En esta misma sesión, en el momento en que aborda el problema de la palabra de la mujer, me dice de golpe "lo que me inquieta es lo que se me ha dicho sobre los amputados, que sentirían cosas por el miembro que no tienen más". Y en ese momento este hombre cuyo discurso conserva en su forma delirante una dimensión de una precesión, de una exactitud matemática, comienza a buscar sus palabras, a embarullarse, me dice no poder seguir sus pensamientos y finalmente pronuncia esta frase que encuentro verdaderamente fuerte en cuanto a lo que es para el psicótico su imagen del cuerpo, "un fantasma sería un hombre sin miembros y sin su inteligencia solamente percibiría sensaciones falsas de un cuerpo que no tiene.. Eso, eso me inquieta enormemente".

"Percibiría sensaciones falsas de un cuerpo que no tiene", esta frase va a encontrar su sentido en la sesión siguiente cuándo vendrá a verme para decirme que quiere interrumpir las sesiones que no es más soportable; que es malsano y peligroso y lo que es malsano y peligroso, lo que suscita una angustia que durante toda esta sesión me hará sentir pesadamente, es "que me he dado cuenta que usted quiere seducirme y que podría hacerlo". Aquello de lo que se ha dado cuenta es que a partir de esas "sensaciones falsas" de un cuerpo que él "no tiene", podría surgir su deseo y entonces tendría que mirar lo que, a falta de haber podido ser simbolizado no es soportable para el hombre: la castración en tanto tal.

Siempre en esta misma sesión dirá él mismo, mejor de lo que yo podría hacerlo, donde está para él la fuente de su angustia: "Usted tiene temor de mirarse en un espejo, pues el espejo, eso cambia según los ojos que lo miran, no se sabe demasiado lo que se va a ver, si usted compra un espejo dorado es mejor,,,'' Uno tiene la impresión que de lo que quiere asegurarse es de que los cambios son del espejo. . . .Lo ven: la angustia aparece en el momento donde él teme que yo pueda devenir un objeto de deseo; pues, a partir de ese momento, el surgimiento de su deseo implicaría para él la necesidad de asumir lo que he llamado la falta fundamental que lo constituye.
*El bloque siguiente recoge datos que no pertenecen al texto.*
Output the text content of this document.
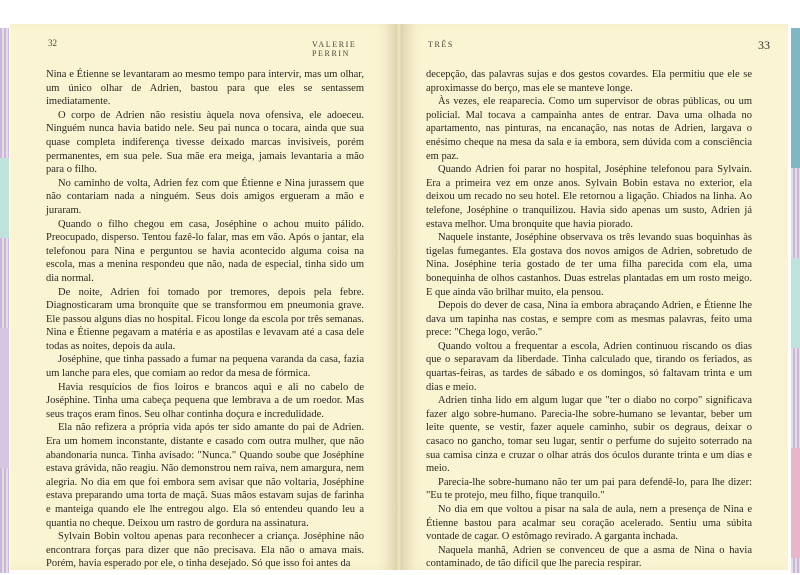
32	VALERIE PERRIN

Nina e Étienne se levantaram ao mesmo tempo para intervir, mas um olhar, um único olhar de Adrien, bastou para que eles se sentassem imediatamente.

O corpo de Adrien não resistiu àquela nova ofensiva, ele adoeceu. Ninguém nunca havia batido nele. Seu pai nunca o tocara, ainda que sua quase completa indiferença tivesse deixado marcas invisíveis, porém permanentes, em sua pele. Sua mãe era meiga, jamais levantaria a mão para o filho.

No caminho de volta, Adrien fez com que Étienne e Nina jurassem que não contariam nada a ninguém. Seus dois amigos ergueram a mão e juraram.

Quando o filho chegou em casa, Joséphine o achou muito pálido. Preocupado, disperso. Tentou fazê-lo falar, mas em vão. Após o jantar, ela telefonou para Nina e perguntou se havia acontecido alguma coisa na escola, mas a menina respondeu que não, nada de especial, tinha sido um dia normal.

De noite, Adrien foi tomado por tremores, depois pela febre. Diagnosticaram uma bronquite que se transformou em pneumonia grave. Ele passou alguns dias no hospital. Ficou longe da escola por três semanas. Nina e Étienne pegavam a matéria e as apostilas e levavam até a casa dele todas as noites, depois da aula.

Joséphine, que tinha passado a fumar na pequena varanda da casa, fazia um lanche para eles, que comiam ao redor da mesa de fórmica.

Havia resquícios de fios loiros e brancos aqui e ali no cabelo de Joséphine. Tinha uma cabeça pequena que lembrava a de um roedor. Mas seus traços eram finos. Seu olhar continha doçura e incredulidade.

Ela não refizera a própria vida após ter sido amante do pai de Adrien. Era um homem inconstante, distante e casado com outra mulher, que não abandonaria nunca. Tinha avisado: "Nunca." Quando soube que Joséphine estava grávida, não reagiu. Não demonstrou nem raiva, nem amargura, nem alegria. No dia em que foi embora sem avisar que não voltaria, Joséphine estava preparando uma torta de maçã. Suas mãos estavam sujas de farinha e manteiga quando ele lhe entregou algo. Ela só entendeu quando leu a quantia no cheque. Deixou um rastro de gordura na assinatura.

Sylvain Bobin voltou apenas para reconhecer a criança. Joséphine não encontrara forças para dizer que não precisava. Ela não o amava mais. Porém, havia esperado por ele, o tinha desejado. Só que isso foi antes da

TRÊS	33

decepção, das palavras sujas e dos gestos covardes. Ela permitiu que ele se aproximasse do berço, mas ele se manteve longe.

Às vezes, ele reaparecia. Como um supervisor de obras públicas, ou um policial. Mal tocava a campainha antes de entrar. Dava uma olhada no apartamento, nas pinturas, na encanação, nas notas de Adrien, largava o enésimo cheque na mesa da sala e ia embora, sem dúvida com a consciência em paz.

Quando Adrien foi parar no hospital, Joséphine telefonou para Sylvain. Era a primeira vez em onze anos. Sylvain Bobin estava no exterior, ela deixou um recado no seu hotel. Ele retornou a ligação. Chiados na linha. Ao telefone, Joséphine o tranquilizou. Havia sido apenas um susto, Adrien já estava melhor. Uma bronquite que havia piorado.

Naquele instante, Joséphine observava os três levando suas boquinhas às tigelas fumegantes. Ela gostava dos novos amigos de Adrien, sobretudo de Nina. Joséphine teria gostado de ter uma filha parecida com ela, uma bonequinha de olhos castanhos. Duas estrelas plantadas em um rosto meigo. E que ainda vão brilhar muito, ela pensou.

Depois do dever de casa, Nina ia embora abraçando Adrien, e Étienne lhe dava um tapinha nas costas, e sempre com as mesmas palavras, feito uma prece: "Chega logo, verão."

Quando voltou a frequentar a escola, Adrien continuou riscando os dias que o separavam da liberdade. Tinha calculado que, tirando os feriados, as quartas-feiras, as tardes de sábado e os domingos, só faltavam trinta e um dias e meio.

Adrien tinha lido em algum lugar que "ter o diabo no corpo" significava fazer algo sobre-humano. Parecia-lhe sobre-humano se levantar, beber um leite quente, se vestir, fazer aquele caminho, subir os degraus, deixar o casaco no gancho, tomar seu lugar, sentir o perfume do sujeito soterrado na sua camisa cinza e cruzar o olhar atrás dos óculos durante trinta e um dias e meio.

Parecia-lhe sobre-humano não ter um pai para defendê-lo, para lhe dizer: "Eu te protejo, meu filho, fique tranquilo."

No dia em que voltou a pisar na sala de aula, nem a presença de Nina e Étienne bastou para acalmar seu coração acelerado. Sentiu uma súbita vontade de cagar. O estômago revirado. A garganta inchada.

Naquela manhã, Adrien se convenceu de que a asma de Nina o havia contaminado, de tão difícil que lhe parecia respirar.
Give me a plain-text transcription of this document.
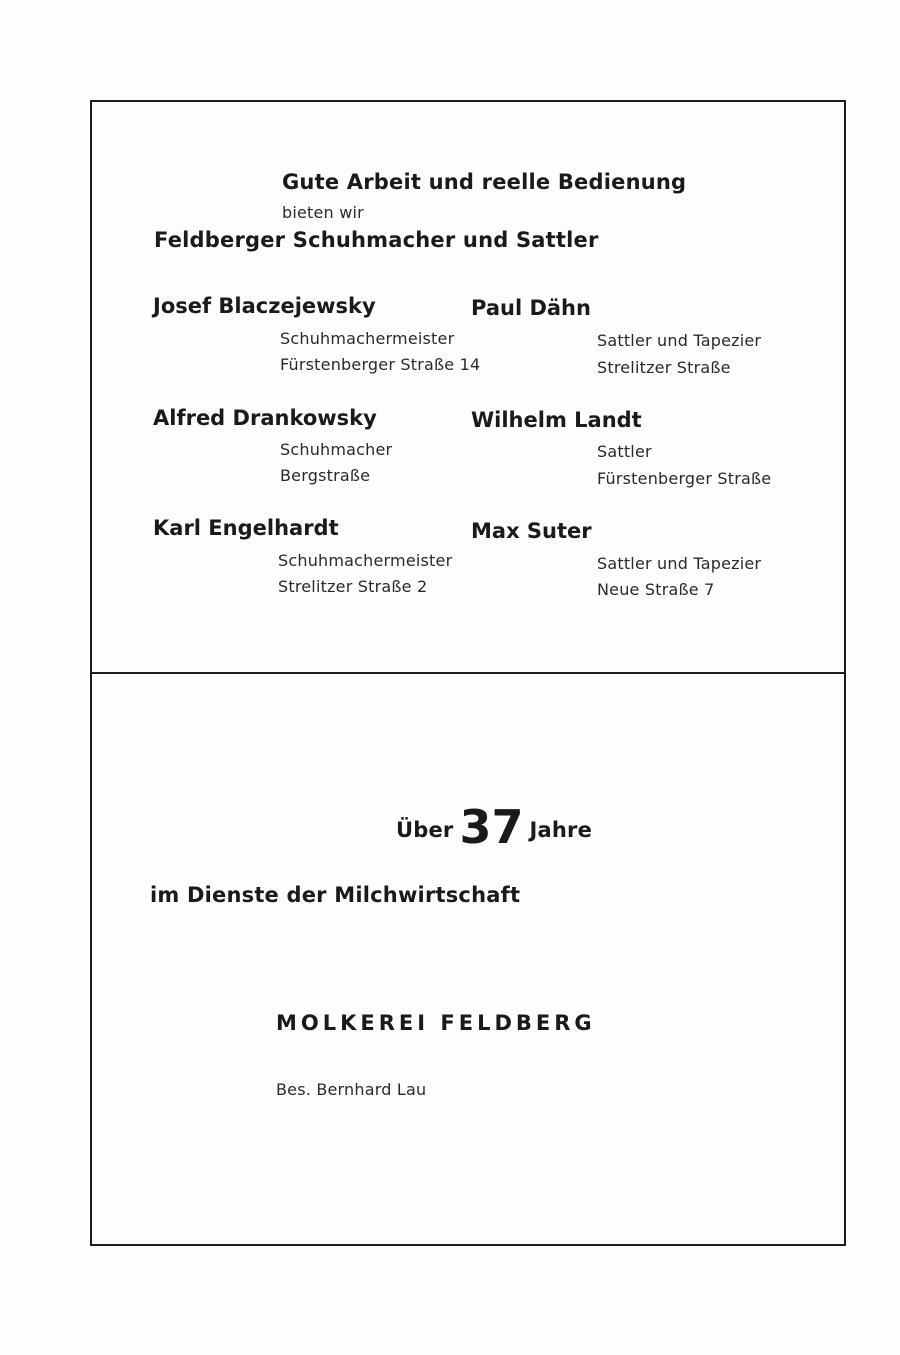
Gute Arbeit und reelle Bedienung

bieten wir

Feldberger Schuhmacher und Sattler
Josef Blaczejewsky
Schuhmachermeister
Fürstenberger Straße 14
Alfred Drankowsky
Schuhmacher
Bergstraße
Karl Engelhardt
Schuhmachermeister
Strelitzer Straße 2
Paul Dähn
Sattler und Tapezier
Strelitzer Straße
Wilhelm Landt
Sattler
Fürstenberger Straße
Max Suter
Sattler und Tapezier
Neue Straße 7
Über 37 Jahre
im Dienste der Milchwirtschaft
MOLKEREI FELDBERG
Bes. Bernhard Lau
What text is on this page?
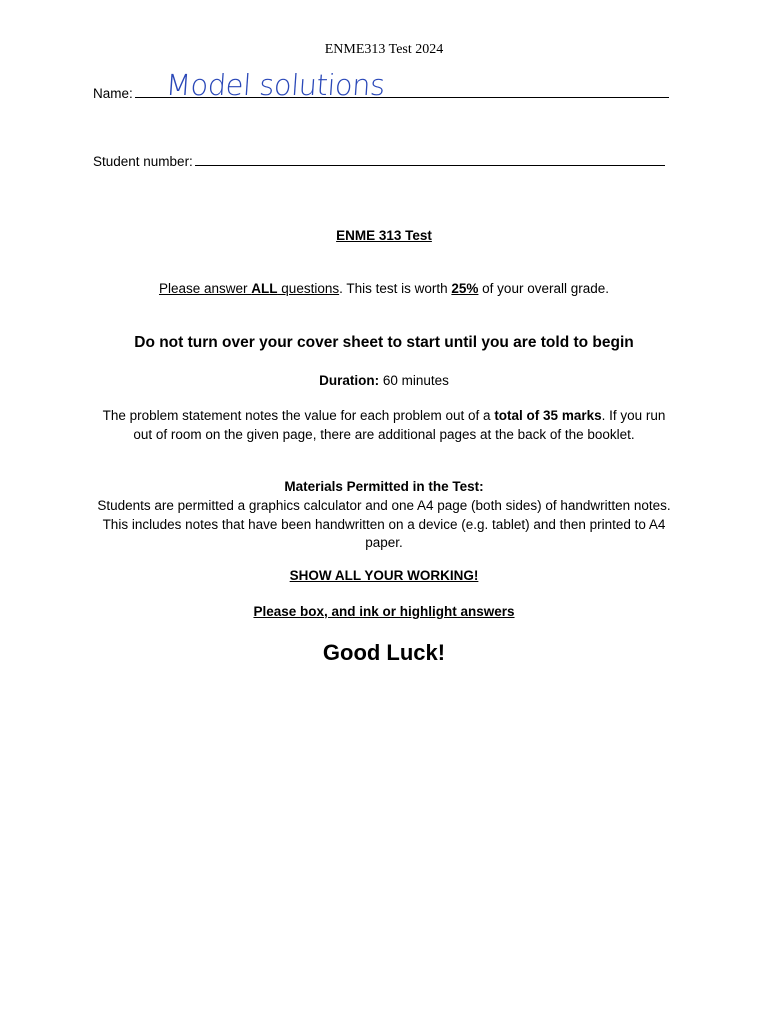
ENME313 Test 2024
Name: Model solutions
Student number:
ENME 313 Test
Please answer ALL questions. This test is worth 25% of your overall grade.
Do not turn over your cover sheet to start until you are told to begin
Duration: 60 minutes
The problem statement notes the value for each problem out of a total of 35 marks. If you run out of room on the given page, there are additional pages at the back of the booklet.
Materials Permitted in the Test:
Students are permitted a graphics calculator and one A4 page (both sides) of handwritten notes. This includes notes that have been handwritten on a device (e.g. tablet) and then printed to A4 paper.
SHOW ALL YOUR WORKING!
Please box, and ink or highlight answers
Good Luck!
A partir de ese momento la angustia surge pues su posición de fantasma, de robot, no es más sostenible: él arriesga no poder negar más sus sensaciones falsas de un cuerpo que no puede reconocer. Lo que provoca su angustia es el momento preciso en que frente a la irrupción de su deseo se pregunta qué imagen de mí mismo va a reenviarle el espejo y esta imagen el sabe que arriesga ser aquella de la falta, del vacío, de lo que no tiene nombre, de lo que vuelve imposible todo reconocimiento recíproco y que nosotros espectadores y autores voluntarios del drama llamamos angustia.